His words went beyond what God had said. The command related to one tree only – the tree of the knowledge of good and evil. The serpent’s strategy was to sow doubt. He deftly and subtly did this by misquoting God’s command, altering the focus of the command from the tree of the knowledge of good and evil to any tree. The deception was carefully scripted, tempting Eve to think that God must be a spoil-sport, someone who couldn’t be really trusted as having her best interests at heart. She was now open to questioning the rightness of God’s command.

The forces of evil use the same ploy today to undermine our relationship with God and our trust in him. ‘Tush,’ he says. ‘A life of Christian morality. How dull and boring.’

Initially the woman correctly repeated God’s command as referring to just one particular tree. But then she incorrectly added to God’s command: “…Nor shall you touch it, or you shall dieGod had not said, “You mustn’t touch it…”

Clearly Eve is tempted to think that God’s command is restrictive – something she doesn’t like at all. She has become like the sulky teenager who doesn’t like being told by her parents that she has to be home by a certain time.

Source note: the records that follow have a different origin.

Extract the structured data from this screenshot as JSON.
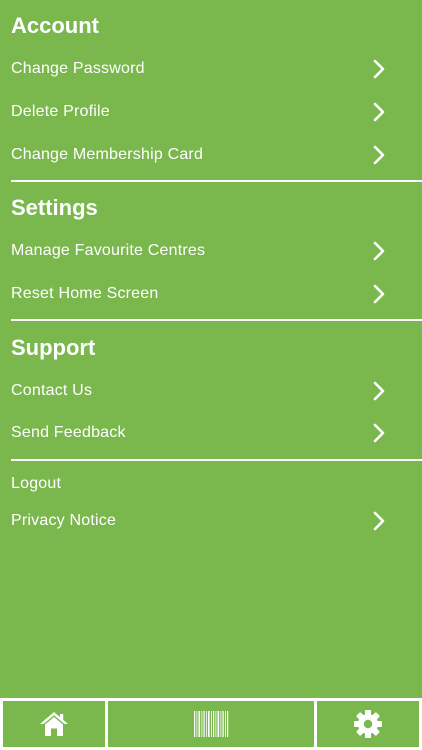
{
  "account": {
    "title": "Account",
    "items": [
      {
        "label": "Change Password"
      },
      {
        "label": "Delete Profile"
      },
      {
        "label": "Change Membership Card"
      }
    ]
  },
  "settings": {
    "title": "Settings",
    "items": [
      {
        "label": "Manage Favourite Centres"
      },
      {
        "label": "Reset Home Screen"
      }
    ]
  },
  "support": {
    "title": "Support",
    "items": [
      {
        "label": "Contact Us"
      },
      {
        "label": "Send Feedback"
      }
    ]
  },
  "misc": {
    "items": [
      {
        "label": "Logout"
      },
      {
        "label": "Privacy Notice"
      }
    ]
  },
  "tabbar": {
    "tabs": [
      {
        "icon": "home-icon"
      },
      {
        "icon": "barcode-icon"
      },
      {
        "icon": "gear-icon"
      }
    ]
  },
  "colors": {
    "background": "#7ab84e",
    "text": "#ffffff",
    "divider": "#ffffff"
  }
}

Wickedness was at work in that conversation. The prince of this world had laid the groundwork for Eve to doubt God’s command and no longer truly trust him. But we see the wickedness of the deception even more with the falsehood that so smoothly slipped from the tempter’s lips. “You won’t die,…”  he said. ‘Tush. That’s just hell-fire and brimstone talk. Don’t believe it’.

In one sentence, the wily tempter had undermined God’s command and with it the truth of God’s goodness. He also questioned God’s justice – that God would condemn the woman to death if she disobeyed.

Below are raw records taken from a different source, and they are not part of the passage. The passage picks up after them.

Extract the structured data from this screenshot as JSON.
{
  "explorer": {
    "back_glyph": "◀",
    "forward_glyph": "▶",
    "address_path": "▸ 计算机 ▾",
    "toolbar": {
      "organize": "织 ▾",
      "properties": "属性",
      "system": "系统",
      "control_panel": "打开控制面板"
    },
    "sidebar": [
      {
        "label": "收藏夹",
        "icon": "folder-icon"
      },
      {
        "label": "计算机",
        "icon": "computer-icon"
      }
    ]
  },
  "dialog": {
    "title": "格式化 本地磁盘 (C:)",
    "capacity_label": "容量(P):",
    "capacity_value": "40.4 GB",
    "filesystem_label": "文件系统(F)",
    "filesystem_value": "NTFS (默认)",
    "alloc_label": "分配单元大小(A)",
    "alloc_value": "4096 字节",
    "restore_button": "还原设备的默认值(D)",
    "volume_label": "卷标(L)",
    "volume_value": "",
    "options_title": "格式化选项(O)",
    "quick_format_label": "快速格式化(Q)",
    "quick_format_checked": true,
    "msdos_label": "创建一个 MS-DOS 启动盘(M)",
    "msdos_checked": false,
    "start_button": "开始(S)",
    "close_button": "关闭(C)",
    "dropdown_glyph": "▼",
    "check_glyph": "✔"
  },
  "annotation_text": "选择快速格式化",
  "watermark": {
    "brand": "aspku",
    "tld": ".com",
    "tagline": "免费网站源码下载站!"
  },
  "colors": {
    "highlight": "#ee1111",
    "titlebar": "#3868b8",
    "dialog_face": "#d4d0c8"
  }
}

It was the opening ploy in a strategy to deface and destroy humanity as the image of God.

The forces of evil continue to adopt this and other strategies today. By altering God’s words, by taking them out of context (as happened with the temptations of Jesus), doubts are sowed in our minds about God’s goodness and justice – and indeed about his very existence.

When we pause and consider these matters, we begin to see how easily we too can be duped into a false understanding of God and the reality of the deeper truths of the universe.

If we choose to live without God, the day will come when he will inform us that he will respect our choice. He will let us go to live in an eternity without him – a world without goodness and truth, without justice and love, a world without hope, a world where there is only despair.

Let’s pray for the discernment, the wisdom and the strength ourselves to reject the dismissive ‘tush’ of the world around us. Let’s also pray that the Lord, whose nature is always to have mercy, will open the eyes of the blind and give us the words to draw our family and friends to the word of the truth, the gospel of the Lord Jesus Christ.